Éléments d'historique
Une difficulté conceptuelle à surmonter
Les plus anciennes tentatives d'estimation des volumes écoulés et des débits datent de l'antiquité, et les premières mesures de hauteur d'eau attestées remontent au troisième millénaire avant J.C.. A cette époque, les services du département de l'irrigation des administrations pharaoniques égyptiennes mesuraient la hauteur d'eau du Nil afin de surveiller ses crues, de gérer l'irrigation et de calculer les taxes (déjà!) des agriculteurs en fonction du bénéfice qu'ils avaient pu tirer de l'inondation. Ces "nilomètres" (figure 1) étaient répartis tout le long du fleuve, et un véritable service de métrologie en assurait le suivi et l'entretien (Biswas, 1970). Ce service a d'ailleurs survécu, après de nombreux remaniements, pendant près de 5000 ans, puisqu'il existait encore sous le règne du pacha Muhammad Ali (1805-1848).
Cependant, même si les premières mesures de vitesse semblent avoir été réalisées avant notre ère sur le fleuve jaune, à l’aide d’un cheval courant sur la berge à la même vitesse que le courant de surface que l’on suivait par des flotteurs dérivant au fil de la rivière (lallement, 2021), passer de la hauteur d'eau au débit a cependant demandé un effort conceptuel considérable qui ne sera vraiment couronné de succès qu'au XVIIème siècle.

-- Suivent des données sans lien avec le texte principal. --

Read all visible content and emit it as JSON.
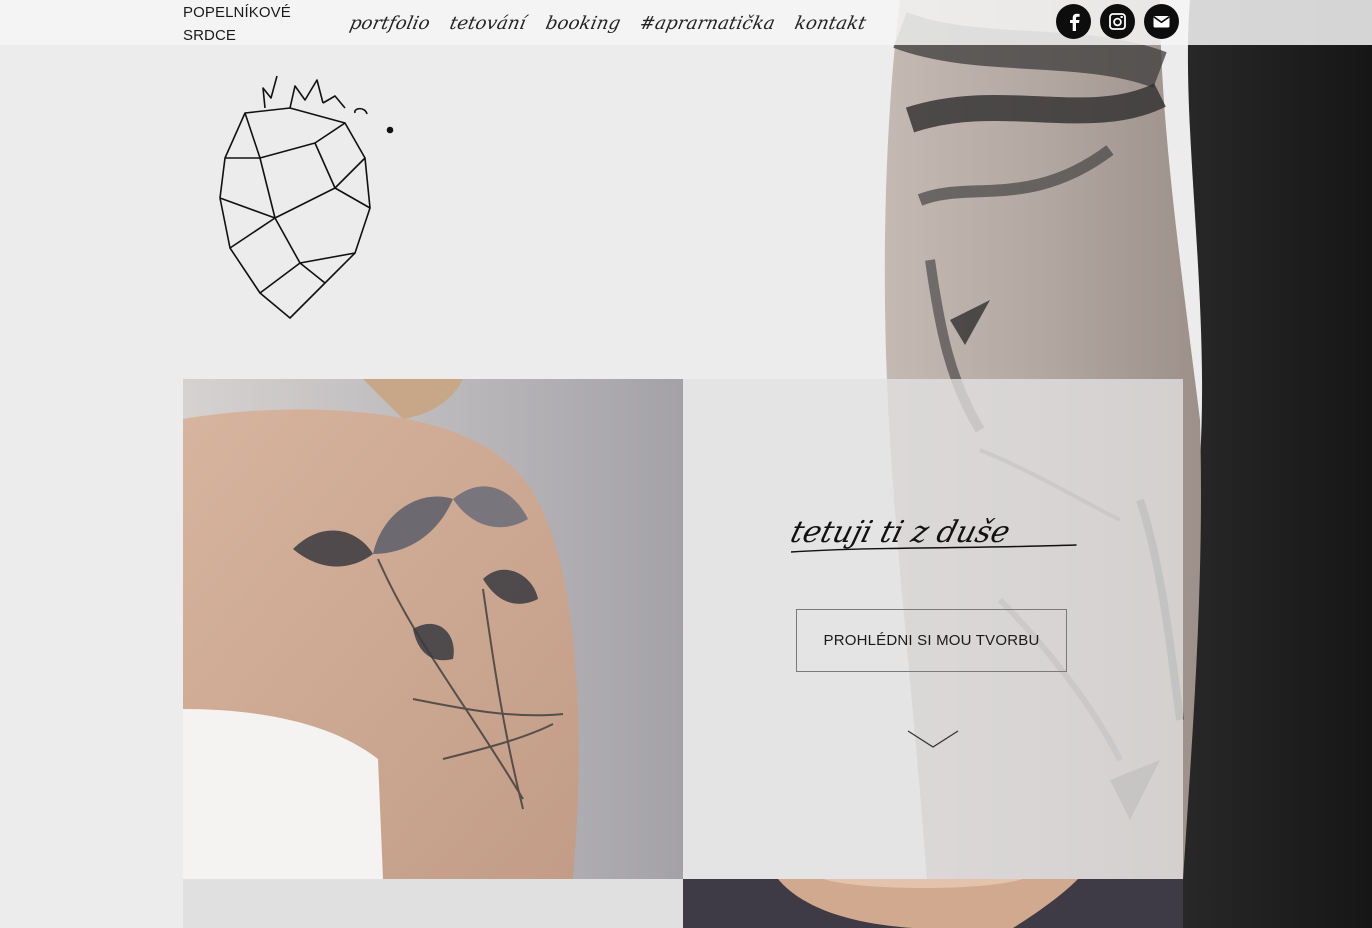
{
  "brand": {
    "line1": "POPELNÍKOVÉ",
    "line2": "SRDCE"
  },
  "nav": {
    "items": [
      {
        "label": "portfolio",
        "name": "nav-portfolio"
      },
      {
        "label": "tetování",
        "name": "nav-tetovani"
      },
      {
        "label": "booking",
        "name": "nav-booking"
      },
      {
        "label": "#aprarnatička",
        "name": "nav-aprarnaticka"
      },
      {
        "label": "kontakt",
        "name": "nav-kontakt"
      }
    ]
  },
  "social": {
    "facebook_icon": "facebook-icon",
    "instagram_icon": "instagram-icon",
    "email_icon": "envelope-icon"
  },
  "hero": {
    "tagline": "tetuji ti z duše",
    "cta_label": "PROHLÉDNI SI MOU TVORBU"
  },
  "colors": {
    "page_bg": "#ececec",
    "text": "#111111",
    "social_bg": "#0d0d0d"
  }
}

Aristote (384-322 av. J.C.), dans les "Météorologiques", pensait qu'il existait une relation entre la vitesse, la section d'écoulement, et la grandeur qui est aujourd'hui appelée le débit. Mais sa conception du débit n'était pas encore assez précise : il notait simplement qu'à débit égal la vitesse était fonction de la section traversée.
Au premier siècle après J.C., Frontin (35-104), auteur d'un ouvrage intitulé "Les aqueducs de la Ville de Rome", a cherché à mesurer les quantités d'eau transportées dans ces ouvrages pour estimer les pertes et les vols d'eau. Il considérait que les quantités transportées étaient directement proportionnelles à la section d'écoulement, tant pour les écoulements en charge dans les tuyaux que pour les écoulements à surface libre dans les aqueducs. Mais des difficultés insurmontables sont rapidement apparues pour les faibles ou les fortes vitesses qui, dans les deux cas, perturbaient ses mesures. Frontin n'est donc pas parvenu à formuler clairement la notion de débit telle qu'elle est connue aujourd'hui : il confondait débit et quantité d'eau.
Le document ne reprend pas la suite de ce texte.